Many runners are very routine-oriented. They might run the same six-mile loop every day at the same time. Stulberg says, sometimes overreliance on routines can become counterproductive. 

“This is the hardest thing for me because I’m super routine-driven,” says Stulberg. “But, it’s key to consistency to stay flexible in those routines.”

Stulberg says athletes should aim for a routine that works most of the time, and get to a place where they don’t freak out when they can’t do it perfectly. Don’t let perfection be the enemy of good enough. 

“If my dog is vomiting, and I have a kid that’s home from school, I’m not going to beat myself up about not getting my ten-mile run in,” says Stulberg. “Instead, I’ll just go to my basement and do 20 minutes of goblet squats and some lunges, and that will be fine.
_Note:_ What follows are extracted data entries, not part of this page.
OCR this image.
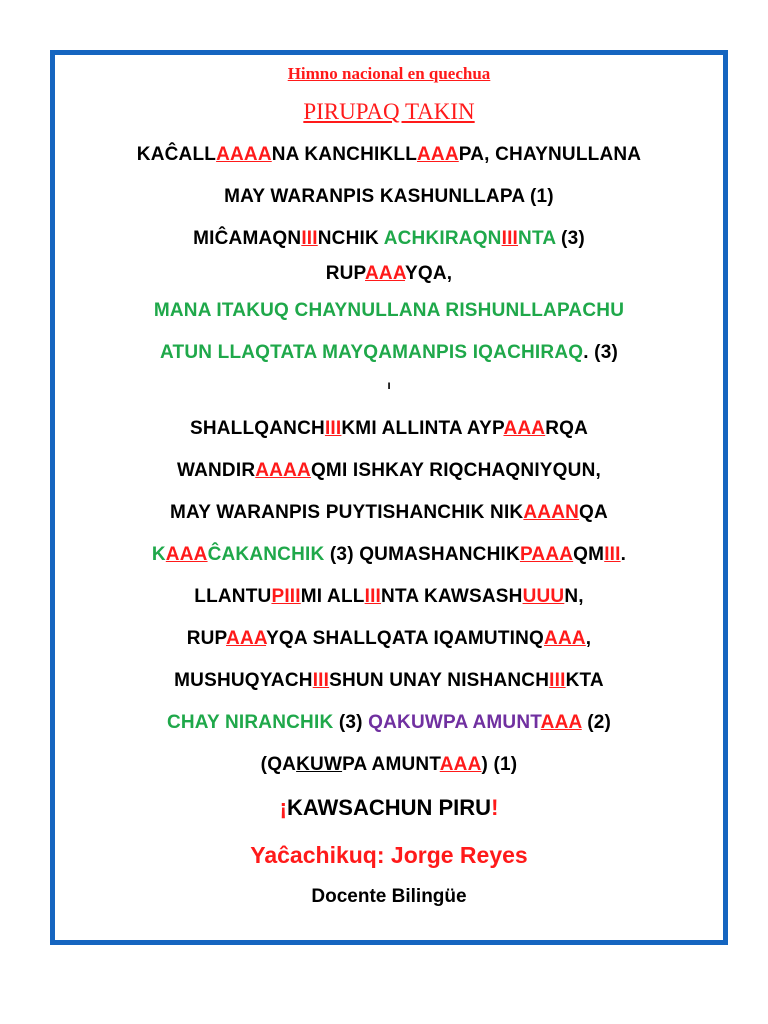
Himno nacional en quechua
PIRUPAQ TAKIN
KAĈALLAAAANA KANCHIKLLAAAPA, CHAYNULLANA
MAY WARANPIS KASHUNLLAPA (1)
MIĈAMAQNIIINCHIK ACHKIRAQNIIINTA (3)
RUPAAAYQA,
MANA ITAKUQ CHAYNULLANA RISHUNLLAPACHU
ATUN LLAQTATA MAYQAMANPIS IQACHIRAQ. (3)
ı
SHALLQANCHIIIKMI ALLINTA AYPAAARQA
WANDIRAAAAQMI ISHKAY RIQCHAQNIYQUN,
MAY WARANPIS PUYTISHANCHIK NIKAAANQA
KAAAĈAKANCHIK (3) QUMASHANCHIKPAAAQMIII.
LLANTUPIIIMI ALLIIINTA KAWSASHUUUN,
RUPAAAYQA SHALLQATA IQAMUTINQAAA,
MUSHUQYACHIIISHUN UNAY NISHANCHIIIKTA
CHAY NIRANCHIK (3) QAKUWPA AMUNTAAA (2)
(QAKUWPA AMUNTAAA) (1)
¡KAWSACHUN PIRU!
Yaĉachikuq: Jorge Reyes
Docente Bilingüe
Don’t throw the baby out with the bathwater. Take what you had planned, and think about shrinking it down to the minimum effective dose.”

Being too rigid can actually stop us from doing effective training. If you can’t get in your normal six-mile run, for example, allow yourself a quality 30 minutes. Instead of obsessing about having the perfect strength training routine, settle for a routine you can reliably complete. If you’re feeling less than 100% or stressed for time, try the 10-Minute Rule. If you did something on all the days you thought about doing nothing, chances are you’d get a lot more training done.